Your research proposal should be for a research project which makes a significant, novel contribution to the field. Your research project should address a research gap which you identify in the literature, a research question or problem that has not been answered in your research area of interest. This shows that you have developed expertise in the body of knowledge and theoretical issues in your chosen research area.
Step 1: Focus Your Research Area
Before you start trying to identify gaps in the literature, you need to figure out what your area of interest is, and then focus and narrow that research area. If you don't narrow down your initial research area of interest, you'll end up wanting to research everything. You'll overwhelm yourself with all the research gaps you find because there are still a lot of unanswered research questions out there.
Step 2: Read, Read, and then Read Some More
Read (a lot of) research articles: this is going to be time-demanding, but you really do need to read through a lot of research articles in your research area to become an expert in it. That being said, what you use from the articles that you read should relate directly back to your focused research questions and hypothesis. Don't waste your time getting sidetracked by issues that don't relate to your research questions and hypothesis.

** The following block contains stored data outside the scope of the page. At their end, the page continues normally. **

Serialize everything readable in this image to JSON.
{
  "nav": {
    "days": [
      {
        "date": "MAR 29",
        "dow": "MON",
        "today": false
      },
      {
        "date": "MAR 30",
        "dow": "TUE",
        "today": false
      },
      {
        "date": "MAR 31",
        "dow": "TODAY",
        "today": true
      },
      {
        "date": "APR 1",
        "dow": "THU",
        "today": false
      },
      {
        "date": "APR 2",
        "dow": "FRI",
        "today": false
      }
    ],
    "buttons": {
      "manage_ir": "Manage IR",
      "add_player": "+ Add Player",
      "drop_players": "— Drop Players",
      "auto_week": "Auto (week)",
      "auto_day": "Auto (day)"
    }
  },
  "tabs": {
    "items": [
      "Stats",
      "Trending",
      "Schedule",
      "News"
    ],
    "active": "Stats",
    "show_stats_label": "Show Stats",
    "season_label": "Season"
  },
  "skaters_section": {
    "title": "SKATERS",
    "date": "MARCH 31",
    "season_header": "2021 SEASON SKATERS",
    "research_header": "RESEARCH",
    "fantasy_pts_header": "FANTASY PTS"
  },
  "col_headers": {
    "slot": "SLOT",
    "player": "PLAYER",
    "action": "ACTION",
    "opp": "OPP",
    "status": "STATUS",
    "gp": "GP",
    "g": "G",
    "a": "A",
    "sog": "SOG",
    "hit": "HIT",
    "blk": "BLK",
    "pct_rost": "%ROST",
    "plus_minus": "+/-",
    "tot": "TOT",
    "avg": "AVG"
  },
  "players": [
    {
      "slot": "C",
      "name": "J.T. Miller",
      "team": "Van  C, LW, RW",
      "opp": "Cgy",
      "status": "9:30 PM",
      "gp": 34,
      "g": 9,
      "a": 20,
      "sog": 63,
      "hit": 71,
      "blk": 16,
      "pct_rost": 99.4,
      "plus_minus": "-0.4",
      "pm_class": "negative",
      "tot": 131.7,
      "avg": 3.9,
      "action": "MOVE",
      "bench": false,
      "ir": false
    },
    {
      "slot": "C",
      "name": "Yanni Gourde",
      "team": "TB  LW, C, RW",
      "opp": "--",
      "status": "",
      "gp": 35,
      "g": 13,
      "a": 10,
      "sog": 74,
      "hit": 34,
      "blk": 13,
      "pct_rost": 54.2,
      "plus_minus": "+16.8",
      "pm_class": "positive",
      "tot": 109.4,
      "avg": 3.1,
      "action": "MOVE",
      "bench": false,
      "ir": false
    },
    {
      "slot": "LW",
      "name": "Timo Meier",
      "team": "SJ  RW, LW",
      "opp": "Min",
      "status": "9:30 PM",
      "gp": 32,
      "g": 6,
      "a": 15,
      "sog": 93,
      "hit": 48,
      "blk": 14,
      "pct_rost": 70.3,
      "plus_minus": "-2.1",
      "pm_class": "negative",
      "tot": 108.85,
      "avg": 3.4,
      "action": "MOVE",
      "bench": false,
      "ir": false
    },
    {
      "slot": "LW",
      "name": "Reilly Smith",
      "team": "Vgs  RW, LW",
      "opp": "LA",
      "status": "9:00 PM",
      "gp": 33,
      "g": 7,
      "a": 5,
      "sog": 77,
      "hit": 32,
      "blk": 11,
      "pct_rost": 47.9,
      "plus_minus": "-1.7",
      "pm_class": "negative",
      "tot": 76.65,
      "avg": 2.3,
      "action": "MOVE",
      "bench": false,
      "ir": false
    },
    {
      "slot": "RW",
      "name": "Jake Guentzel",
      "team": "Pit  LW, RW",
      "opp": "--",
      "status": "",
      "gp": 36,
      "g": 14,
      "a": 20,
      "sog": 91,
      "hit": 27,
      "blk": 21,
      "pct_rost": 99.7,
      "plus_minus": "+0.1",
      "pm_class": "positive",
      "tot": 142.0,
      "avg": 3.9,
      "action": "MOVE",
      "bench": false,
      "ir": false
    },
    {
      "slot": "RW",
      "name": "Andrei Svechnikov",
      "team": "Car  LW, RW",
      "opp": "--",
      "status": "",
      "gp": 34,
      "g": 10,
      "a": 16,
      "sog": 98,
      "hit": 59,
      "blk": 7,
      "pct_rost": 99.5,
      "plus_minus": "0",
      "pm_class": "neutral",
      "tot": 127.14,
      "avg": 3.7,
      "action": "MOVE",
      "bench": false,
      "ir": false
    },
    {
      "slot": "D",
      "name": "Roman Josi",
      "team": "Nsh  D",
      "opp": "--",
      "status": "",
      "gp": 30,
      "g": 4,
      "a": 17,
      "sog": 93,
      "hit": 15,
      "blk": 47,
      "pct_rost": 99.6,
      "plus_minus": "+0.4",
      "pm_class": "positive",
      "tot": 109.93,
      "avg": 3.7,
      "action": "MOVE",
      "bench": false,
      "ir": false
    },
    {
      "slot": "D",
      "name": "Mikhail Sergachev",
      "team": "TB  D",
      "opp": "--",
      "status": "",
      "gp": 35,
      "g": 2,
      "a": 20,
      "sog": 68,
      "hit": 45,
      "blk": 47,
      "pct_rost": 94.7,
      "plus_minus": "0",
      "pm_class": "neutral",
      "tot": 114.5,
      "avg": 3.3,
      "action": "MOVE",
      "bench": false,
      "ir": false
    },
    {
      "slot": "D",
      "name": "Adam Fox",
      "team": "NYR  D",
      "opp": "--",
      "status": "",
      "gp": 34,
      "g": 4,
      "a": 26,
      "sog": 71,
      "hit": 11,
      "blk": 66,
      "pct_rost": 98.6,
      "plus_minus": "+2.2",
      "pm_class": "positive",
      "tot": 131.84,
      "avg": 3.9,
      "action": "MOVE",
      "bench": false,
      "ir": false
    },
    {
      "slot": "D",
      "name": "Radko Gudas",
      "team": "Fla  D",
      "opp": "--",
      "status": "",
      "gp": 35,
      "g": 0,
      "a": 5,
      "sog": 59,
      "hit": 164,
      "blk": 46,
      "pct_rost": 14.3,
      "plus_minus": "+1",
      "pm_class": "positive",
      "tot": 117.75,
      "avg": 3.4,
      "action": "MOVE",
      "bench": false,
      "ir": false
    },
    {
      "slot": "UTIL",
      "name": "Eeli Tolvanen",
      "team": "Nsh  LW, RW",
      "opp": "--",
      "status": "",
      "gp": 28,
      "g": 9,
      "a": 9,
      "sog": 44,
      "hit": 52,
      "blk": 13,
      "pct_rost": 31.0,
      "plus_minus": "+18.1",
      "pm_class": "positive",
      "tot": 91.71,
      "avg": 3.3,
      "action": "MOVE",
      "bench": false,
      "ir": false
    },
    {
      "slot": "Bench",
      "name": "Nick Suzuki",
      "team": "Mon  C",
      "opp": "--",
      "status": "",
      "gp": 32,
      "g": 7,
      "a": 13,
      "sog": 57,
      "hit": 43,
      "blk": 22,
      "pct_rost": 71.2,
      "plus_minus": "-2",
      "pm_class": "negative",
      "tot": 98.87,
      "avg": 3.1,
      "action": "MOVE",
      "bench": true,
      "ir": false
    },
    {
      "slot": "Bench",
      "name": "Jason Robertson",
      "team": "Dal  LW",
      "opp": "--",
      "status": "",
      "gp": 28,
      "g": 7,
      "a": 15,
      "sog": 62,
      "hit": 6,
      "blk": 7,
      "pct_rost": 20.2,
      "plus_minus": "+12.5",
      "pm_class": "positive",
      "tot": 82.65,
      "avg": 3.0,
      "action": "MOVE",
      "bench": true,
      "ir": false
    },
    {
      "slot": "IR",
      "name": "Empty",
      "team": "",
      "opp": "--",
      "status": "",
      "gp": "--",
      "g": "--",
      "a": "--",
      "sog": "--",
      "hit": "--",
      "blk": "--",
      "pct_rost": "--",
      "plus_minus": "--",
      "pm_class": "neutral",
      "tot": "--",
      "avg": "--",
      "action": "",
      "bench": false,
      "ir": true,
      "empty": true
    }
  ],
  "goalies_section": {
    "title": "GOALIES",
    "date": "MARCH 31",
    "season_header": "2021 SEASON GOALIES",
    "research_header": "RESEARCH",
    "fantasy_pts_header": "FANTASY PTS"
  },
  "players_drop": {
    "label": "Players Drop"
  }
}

Follow the research trails of seminal articles and authors using Web of Science and Scopus:
Step 3: Map out the Literature:
Keep track of what the authors told you and the questions that occur to you whenever you read anything - an article, a book, a book chapter, a dissertation, etc. This will also help you write your research proposal introduction later on and help you avoid unconscious plagiarism.
If you find don't find any answers to one of your questions, you've probably found a research gap from which you can develop a research project hypothesis and experimental project. Get feedback from your thesis advisors before you get too carried away, though!